Pela primeira vez na vida política, o assunto principal dos palanques com grandes celebridades artísticas e politicas não era quem estava em cima deles, mas o povo , as multidões que lotavam as praças e as ruas. Os anônimos que se transformavam conscientemente em sujeitos da história. O chão da praça transformado em território prioritário da política.
A campanha das Diretas Já foi uma quase revolução democrática.
Se a emenda Dante de Oliveira tivesse sido aprovada, a impressão é que se inverteria a própria ordem democrática liberal . Ao invés das elites concederem ao povo o direito de escolher entre os seus um presidente, seria o povo concedendo às elites politicas o direito de se candidatarem. Seria mais que o fim da ditadura. Seria a demonstração de que uma revolução pode ser feita sem armas , através da pressão popular, da mobilização da sociedade civil e dos sindicatos com articulação política e parlamentar.
E foi exatamente esse grande perigo que os generais e o civis do regime perceberam. E sitiaram Brasília impedindo o acesso de caravanas democráticas . E prenderam pessoas , inclusive deputados. E forneceram garantias aos deputados para votar contra a emenda ou não comparecerem à votação. E usaram a histeria violenta do general Nini (Newton Cruz) como Executor da Medidas de Emergência, contra os buzinaços e manifestações na Esplanada dos Ministérios.
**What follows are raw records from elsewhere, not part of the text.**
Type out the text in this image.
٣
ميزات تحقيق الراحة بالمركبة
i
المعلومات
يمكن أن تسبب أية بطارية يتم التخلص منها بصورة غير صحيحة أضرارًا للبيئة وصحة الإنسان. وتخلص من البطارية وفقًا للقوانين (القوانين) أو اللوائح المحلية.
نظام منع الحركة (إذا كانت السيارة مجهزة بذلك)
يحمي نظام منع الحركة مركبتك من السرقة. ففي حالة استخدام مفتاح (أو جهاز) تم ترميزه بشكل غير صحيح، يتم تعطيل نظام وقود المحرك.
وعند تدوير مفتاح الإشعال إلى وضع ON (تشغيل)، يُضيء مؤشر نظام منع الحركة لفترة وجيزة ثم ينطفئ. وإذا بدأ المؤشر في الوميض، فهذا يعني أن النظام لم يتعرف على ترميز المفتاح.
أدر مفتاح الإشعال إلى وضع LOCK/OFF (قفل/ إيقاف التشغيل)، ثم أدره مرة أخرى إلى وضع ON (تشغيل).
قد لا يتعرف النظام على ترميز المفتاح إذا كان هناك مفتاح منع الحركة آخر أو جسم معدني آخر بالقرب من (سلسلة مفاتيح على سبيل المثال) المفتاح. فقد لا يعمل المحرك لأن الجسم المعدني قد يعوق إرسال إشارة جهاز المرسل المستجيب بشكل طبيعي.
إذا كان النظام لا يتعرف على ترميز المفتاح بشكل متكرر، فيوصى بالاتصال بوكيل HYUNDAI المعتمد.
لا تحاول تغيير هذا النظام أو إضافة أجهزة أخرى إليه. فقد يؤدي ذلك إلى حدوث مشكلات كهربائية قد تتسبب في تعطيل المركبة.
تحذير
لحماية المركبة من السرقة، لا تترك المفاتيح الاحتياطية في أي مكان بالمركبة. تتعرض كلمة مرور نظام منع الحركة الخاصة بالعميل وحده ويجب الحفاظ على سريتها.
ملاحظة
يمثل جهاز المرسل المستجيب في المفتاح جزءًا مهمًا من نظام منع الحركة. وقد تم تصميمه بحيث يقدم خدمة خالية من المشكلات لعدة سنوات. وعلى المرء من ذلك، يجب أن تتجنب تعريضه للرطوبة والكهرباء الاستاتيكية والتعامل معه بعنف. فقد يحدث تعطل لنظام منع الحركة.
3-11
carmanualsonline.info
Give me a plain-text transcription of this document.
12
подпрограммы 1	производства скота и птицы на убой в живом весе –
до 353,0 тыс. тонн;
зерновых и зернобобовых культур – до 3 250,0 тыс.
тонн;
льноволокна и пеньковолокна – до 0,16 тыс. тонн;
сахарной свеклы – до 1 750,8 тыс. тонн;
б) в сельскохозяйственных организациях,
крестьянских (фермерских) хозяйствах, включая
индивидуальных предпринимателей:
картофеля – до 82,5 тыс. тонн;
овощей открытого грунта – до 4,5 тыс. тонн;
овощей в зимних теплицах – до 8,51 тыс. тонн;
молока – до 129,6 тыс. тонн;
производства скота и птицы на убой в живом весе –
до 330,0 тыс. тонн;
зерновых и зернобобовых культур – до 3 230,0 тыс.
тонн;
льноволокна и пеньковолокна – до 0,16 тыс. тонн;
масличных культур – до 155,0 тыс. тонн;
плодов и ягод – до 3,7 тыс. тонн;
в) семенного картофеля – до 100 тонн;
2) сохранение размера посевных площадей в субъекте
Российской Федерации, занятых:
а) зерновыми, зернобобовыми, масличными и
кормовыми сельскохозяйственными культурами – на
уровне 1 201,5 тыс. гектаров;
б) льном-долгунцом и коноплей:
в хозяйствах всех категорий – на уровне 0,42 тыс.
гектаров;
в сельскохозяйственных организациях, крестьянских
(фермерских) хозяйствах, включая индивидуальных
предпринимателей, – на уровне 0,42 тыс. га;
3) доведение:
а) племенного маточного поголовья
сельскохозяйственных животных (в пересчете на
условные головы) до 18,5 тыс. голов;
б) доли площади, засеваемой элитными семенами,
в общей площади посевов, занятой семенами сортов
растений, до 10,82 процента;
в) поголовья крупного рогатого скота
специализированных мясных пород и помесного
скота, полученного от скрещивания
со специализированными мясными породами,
E foi nesses dias que cometemos o nosso principal erro, nós os partidos e alguns dirigentes sindicais, ao não aprovarmos e fortalecermos a ideia da greve geral. Força contra força. Pacífica, ordeira e política, a greve geral seria a demonstração de força que demoveria os aliados mais vacilantes do regime. E poderia trazer a necessária insegurança aos setores da economia que ainda apoiavam a ditadura.
Faltou-nos a compreensão de que as classes dirigentes deste Pais, por mais que alguns dos seus representantes possam eventualmente alinhar-se ao processo democrático, não tem compromisso profundo com a democracia nem com um projeto de Nação que tenha o povo brasileiro como protagonista. E as Diretas Já foi um momento em que o povo exerceu o protagonismo.
Domingos Leonelli é coordenador do site socialismocriativo.com.br e autor com Dante de Oliveira do livro “Diretas Já, 15 meses que abalaram a ditadura“.